Le 30 juin 1960 à Gênes des emeutes ont lieu dans toute la ville contre le gouvernement Tambroni et le congrès du MSI (Mouvement Social Italien, parti fasciste créé en 1946). Une jeep de la police de Padova est brûlée piazza De Ferrari. A l’époque le MSI nouvel allié du gouvernement souhaite tenir un congrès à partir du 2 juillet à Gênes. Il souhaite également que le congrès soit présidé par Carlo Emanuele Basile, l’homme de la torture à la Maison des Étudiants (fervent collaborateur lors de la seconde guerre mondiale ; de ce lieu les cris retentissaient jusqu’à dans la rue), et qui a participé aux déportations de masse (1 600 hommes furent déportés à partir du port de Gênes pour travailler dans l’industrie de la guerre à Sesti Ponente, certains n’en sont jamais revenus). Le 30 lorsque des hommes MSI débarquent dans les hôtels de la ville ils sont jetés, les chauffeurs de taxi les laissent dans les endroits les plus inattendus, sur les tables des restaurants fleurissent des tracts anti-fascistes.
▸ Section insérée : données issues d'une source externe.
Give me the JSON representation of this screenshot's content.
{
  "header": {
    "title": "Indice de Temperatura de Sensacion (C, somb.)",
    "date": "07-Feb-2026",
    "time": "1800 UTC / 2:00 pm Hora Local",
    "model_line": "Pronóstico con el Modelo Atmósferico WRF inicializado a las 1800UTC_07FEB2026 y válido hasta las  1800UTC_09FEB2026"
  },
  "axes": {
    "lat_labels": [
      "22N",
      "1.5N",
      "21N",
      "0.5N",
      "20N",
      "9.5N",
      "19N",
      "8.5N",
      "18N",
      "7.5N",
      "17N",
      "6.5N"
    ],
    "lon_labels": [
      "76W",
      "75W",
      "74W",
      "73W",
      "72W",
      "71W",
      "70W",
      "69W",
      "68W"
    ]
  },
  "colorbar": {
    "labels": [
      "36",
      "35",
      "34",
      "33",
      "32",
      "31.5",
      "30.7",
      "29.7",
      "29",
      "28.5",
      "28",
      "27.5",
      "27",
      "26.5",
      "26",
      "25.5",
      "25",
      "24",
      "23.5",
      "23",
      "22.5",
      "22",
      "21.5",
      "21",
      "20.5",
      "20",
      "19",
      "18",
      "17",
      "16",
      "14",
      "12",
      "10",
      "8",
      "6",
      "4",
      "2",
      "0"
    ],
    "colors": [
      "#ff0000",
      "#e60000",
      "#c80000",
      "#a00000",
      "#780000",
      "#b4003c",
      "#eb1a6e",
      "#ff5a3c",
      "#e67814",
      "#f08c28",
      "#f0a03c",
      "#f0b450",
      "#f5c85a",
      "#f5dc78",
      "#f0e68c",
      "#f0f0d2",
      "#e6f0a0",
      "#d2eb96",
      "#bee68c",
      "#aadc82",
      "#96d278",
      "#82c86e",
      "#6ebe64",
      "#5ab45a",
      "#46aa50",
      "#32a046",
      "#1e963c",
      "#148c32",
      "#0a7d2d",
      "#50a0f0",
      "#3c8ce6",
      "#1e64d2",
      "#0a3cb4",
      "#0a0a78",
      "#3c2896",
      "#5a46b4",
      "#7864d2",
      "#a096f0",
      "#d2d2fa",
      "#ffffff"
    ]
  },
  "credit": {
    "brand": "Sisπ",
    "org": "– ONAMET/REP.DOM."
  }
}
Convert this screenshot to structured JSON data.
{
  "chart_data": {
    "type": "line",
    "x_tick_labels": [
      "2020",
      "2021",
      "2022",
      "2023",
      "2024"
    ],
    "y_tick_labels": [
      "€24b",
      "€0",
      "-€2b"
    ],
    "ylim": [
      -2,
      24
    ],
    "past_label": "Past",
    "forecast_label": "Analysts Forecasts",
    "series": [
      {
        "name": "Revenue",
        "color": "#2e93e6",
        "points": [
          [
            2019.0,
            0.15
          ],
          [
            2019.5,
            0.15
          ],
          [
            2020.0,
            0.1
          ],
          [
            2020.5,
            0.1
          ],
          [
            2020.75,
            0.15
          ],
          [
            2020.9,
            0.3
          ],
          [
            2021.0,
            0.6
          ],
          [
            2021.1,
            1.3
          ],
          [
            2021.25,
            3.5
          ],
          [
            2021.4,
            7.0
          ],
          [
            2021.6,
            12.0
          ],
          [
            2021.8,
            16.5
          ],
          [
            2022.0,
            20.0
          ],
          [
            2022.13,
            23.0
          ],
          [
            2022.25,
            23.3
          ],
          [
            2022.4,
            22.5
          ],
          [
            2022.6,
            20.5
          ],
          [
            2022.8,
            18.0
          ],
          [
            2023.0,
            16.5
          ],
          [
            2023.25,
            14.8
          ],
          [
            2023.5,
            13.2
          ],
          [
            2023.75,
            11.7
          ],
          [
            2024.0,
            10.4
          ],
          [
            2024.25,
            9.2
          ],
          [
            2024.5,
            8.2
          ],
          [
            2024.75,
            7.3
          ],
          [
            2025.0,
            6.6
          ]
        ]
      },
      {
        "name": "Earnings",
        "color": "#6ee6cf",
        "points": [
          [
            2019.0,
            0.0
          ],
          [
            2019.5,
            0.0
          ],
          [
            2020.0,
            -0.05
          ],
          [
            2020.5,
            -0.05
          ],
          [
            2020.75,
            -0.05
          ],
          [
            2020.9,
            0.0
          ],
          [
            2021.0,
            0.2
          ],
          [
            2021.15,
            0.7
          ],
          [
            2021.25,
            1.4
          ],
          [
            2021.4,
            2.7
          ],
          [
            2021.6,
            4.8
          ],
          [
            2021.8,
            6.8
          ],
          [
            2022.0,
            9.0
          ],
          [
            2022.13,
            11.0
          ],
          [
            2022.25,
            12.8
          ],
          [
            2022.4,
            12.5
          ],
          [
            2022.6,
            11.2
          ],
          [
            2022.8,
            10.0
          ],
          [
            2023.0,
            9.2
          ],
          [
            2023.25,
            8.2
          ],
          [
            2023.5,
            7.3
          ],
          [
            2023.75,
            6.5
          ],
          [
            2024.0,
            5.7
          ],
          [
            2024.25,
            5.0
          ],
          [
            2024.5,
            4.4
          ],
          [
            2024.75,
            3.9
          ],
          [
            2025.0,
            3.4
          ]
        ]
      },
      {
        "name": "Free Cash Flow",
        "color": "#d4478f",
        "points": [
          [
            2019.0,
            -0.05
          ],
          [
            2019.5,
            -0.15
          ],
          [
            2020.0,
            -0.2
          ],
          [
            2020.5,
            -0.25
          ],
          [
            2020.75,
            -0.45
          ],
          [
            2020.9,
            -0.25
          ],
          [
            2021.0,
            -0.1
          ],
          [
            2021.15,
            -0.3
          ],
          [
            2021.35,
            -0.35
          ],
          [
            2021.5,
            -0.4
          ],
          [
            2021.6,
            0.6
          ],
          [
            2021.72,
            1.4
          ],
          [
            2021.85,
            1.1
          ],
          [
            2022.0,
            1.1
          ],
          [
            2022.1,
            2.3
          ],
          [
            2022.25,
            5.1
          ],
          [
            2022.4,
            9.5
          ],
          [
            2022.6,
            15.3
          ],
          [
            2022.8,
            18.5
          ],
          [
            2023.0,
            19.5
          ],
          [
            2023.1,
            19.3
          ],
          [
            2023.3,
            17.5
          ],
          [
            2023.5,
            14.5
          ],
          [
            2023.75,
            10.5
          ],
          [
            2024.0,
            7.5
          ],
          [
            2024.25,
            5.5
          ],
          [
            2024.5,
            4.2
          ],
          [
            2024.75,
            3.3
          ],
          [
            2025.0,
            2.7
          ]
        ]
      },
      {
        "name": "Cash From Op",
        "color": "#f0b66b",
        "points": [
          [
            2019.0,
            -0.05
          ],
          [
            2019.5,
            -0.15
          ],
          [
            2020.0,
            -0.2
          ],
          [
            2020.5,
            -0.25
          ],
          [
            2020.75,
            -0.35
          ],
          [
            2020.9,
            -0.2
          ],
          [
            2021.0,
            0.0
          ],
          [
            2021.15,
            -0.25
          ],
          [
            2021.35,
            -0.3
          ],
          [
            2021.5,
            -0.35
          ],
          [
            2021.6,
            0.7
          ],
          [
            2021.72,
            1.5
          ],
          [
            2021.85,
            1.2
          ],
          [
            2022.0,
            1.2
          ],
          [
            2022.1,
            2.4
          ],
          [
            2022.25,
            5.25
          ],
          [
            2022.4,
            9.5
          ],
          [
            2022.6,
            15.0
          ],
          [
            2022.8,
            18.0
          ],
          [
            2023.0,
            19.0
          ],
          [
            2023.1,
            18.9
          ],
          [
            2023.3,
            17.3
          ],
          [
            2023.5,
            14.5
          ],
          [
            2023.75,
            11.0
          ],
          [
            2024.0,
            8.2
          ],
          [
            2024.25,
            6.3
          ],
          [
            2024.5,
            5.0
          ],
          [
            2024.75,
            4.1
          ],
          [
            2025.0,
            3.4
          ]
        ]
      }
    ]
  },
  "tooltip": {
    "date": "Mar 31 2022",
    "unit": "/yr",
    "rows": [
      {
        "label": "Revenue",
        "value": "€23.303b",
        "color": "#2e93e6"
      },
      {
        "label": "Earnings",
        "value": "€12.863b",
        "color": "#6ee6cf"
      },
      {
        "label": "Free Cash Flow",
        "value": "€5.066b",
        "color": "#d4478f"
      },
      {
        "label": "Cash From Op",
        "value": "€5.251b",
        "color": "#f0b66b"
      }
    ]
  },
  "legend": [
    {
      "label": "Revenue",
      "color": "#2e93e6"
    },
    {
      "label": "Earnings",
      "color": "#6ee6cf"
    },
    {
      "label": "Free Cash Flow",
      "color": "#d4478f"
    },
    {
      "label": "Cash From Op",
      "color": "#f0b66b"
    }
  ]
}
Des milliers de personnes traversent la ville. Lorsqu’à Piazza della Vittoria est proposée la dispersion beaucoup retournent à Piazza De Ferrari, d’autres restent là… Piazza De Ferrari la police tente de dégager la place en commençant par ceux qui ont escaladé la fontaine au centre de la place. La police charge, des chaises et des tables sont balancées en direction des flics, certain.es fuient dans les ruelles avoisinantes, « Les gens jetaient des pots, de l’eau chaude et de l’huile des fenêtres, », le commandant de police se retrouve dans la fontaine, ils seront emmenés dans un café un peu plus loin pour éviter un lynchage. Le congrès du MSI est annulé. Cette émeute aura de fortes conséquences politiques et est entre autres l’un des points de départ de la naissance de « mouvances autonomes » vis-à-vis du parti communiste et des syndicats, qui se dissocièrent des affrontements.